A goodwill letter costs you nothing but time. Even when the odds aren't great, a credit score bump is worth the effort. I see it happen all the time.
Who to Send Your Goodwill Letter To
Here's something people don't realize: WHERE you send it matters almost as much as WHAT you write. Regular customer service reps? They don't have the power to approve this stuff.
- Customer Service: Call here first to find out who actually handles goodwill stuff.

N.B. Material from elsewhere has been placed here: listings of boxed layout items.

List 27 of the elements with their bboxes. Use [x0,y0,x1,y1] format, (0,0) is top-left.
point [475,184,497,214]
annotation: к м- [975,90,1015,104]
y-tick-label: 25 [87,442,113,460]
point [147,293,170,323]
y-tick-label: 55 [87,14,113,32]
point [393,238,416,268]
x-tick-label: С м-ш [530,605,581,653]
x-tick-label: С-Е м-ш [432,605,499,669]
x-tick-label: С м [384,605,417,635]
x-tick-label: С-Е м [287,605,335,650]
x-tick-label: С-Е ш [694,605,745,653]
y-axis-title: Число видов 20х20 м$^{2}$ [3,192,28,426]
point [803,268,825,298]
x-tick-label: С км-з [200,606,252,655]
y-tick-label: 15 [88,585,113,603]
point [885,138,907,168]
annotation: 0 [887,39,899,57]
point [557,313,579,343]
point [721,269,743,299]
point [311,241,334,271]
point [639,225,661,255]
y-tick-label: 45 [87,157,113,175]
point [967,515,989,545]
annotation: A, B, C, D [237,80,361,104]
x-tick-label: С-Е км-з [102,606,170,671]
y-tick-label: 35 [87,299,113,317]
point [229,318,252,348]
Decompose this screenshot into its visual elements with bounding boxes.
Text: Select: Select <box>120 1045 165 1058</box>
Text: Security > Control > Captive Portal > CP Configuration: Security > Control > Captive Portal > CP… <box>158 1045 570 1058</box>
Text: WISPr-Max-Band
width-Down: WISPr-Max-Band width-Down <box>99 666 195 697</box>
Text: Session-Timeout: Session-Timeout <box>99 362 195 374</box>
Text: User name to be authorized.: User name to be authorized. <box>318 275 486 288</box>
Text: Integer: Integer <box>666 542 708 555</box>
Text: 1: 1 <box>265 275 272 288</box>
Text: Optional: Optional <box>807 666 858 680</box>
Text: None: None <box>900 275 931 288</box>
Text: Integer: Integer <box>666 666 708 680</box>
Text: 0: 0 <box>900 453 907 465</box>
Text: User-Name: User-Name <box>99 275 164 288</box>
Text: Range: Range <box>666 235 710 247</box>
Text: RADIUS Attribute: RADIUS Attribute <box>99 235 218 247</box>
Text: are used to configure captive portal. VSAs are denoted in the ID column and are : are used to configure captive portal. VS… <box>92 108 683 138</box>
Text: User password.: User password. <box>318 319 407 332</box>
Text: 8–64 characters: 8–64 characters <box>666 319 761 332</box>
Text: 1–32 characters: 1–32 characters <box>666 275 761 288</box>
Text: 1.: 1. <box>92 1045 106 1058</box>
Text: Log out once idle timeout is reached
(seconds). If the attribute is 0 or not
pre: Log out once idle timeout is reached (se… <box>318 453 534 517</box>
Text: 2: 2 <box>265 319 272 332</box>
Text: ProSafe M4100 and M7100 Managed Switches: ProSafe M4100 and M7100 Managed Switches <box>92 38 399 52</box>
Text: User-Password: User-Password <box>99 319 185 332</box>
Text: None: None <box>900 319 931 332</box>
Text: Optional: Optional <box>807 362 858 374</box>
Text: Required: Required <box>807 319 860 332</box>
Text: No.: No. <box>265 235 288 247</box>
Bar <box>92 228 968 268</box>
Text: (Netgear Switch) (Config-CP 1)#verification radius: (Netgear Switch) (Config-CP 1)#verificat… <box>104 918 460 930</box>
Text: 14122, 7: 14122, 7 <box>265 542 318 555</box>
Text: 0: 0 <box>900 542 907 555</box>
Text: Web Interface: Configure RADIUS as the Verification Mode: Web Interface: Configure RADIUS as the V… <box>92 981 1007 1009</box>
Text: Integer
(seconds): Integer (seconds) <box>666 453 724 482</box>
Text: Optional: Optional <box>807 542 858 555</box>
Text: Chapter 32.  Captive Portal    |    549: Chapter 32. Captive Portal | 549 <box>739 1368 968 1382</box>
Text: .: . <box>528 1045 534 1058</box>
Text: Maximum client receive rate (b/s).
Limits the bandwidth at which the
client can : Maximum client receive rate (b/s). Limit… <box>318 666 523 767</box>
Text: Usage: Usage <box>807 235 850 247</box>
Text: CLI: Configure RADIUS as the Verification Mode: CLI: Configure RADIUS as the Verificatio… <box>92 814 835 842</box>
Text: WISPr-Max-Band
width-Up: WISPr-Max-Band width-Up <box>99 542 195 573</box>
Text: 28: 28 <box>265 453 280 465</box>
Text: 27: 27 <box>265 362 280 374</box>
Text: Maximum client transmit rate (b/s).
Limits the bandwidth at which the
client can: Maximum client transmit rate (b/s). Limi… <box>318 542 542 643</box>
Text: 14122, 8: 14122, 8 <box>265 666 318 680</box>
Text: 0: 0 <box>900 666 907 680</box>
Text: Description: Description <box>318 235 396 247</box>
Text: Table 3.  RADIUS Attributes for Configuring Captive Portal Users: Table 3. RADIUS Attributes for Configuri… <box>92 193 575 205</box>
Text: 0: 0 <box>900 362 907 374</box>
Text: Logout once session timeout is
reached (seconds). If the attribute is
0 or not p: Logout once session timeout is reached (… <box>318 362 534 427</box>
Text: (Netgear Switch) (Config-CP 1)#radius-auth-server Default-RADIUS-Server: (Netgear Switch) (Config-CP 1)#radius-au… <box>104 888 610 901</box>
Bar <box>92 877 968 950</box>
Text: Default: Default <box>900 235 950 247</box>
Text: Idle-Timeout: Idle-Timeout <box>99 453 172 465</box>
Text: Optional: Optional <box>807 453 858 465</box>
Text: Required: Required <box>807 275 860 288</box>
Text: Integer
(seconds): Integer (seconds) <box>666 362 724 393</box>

- Customer Retention or Loyalty Department: These folks have more power than regular customer service. Go here next.
- Executive Office or Office of the President: This is where I see the best results. These people handle complaints that got escalated, and they CAN make exceptions.
Send it via certified mail with return receipt. Email's fine too, but the physical letter hits harder.
Follow-Up Strategy
Give them about 30 days, then follow up if you don't hear back. First letter gets denied? Send another one to someone else. After three or four solid attempts over a few months? Time to move on. For removing late payments, there are several approaches beyond goodwill letters that may be more effective.
Goodwill Letter vs. FCRA Dispute: Which Should You Use?
Use a goodwill letter when: The negative item is accurate. You're asking for a favor, not demanding a legal right. They can say no, and that's that.
Use an FCRA dispute when: The negative item is wrong, incomplete, or can't be verified. Under the FCRA, the credit bureaus HAVE to investigate and remove info they can't verify. That's your legal right—not a favor.
My advice? Use both if you can—goodwill letters for accurate stuff while you dispute the errors. Use the right tool for the right situation.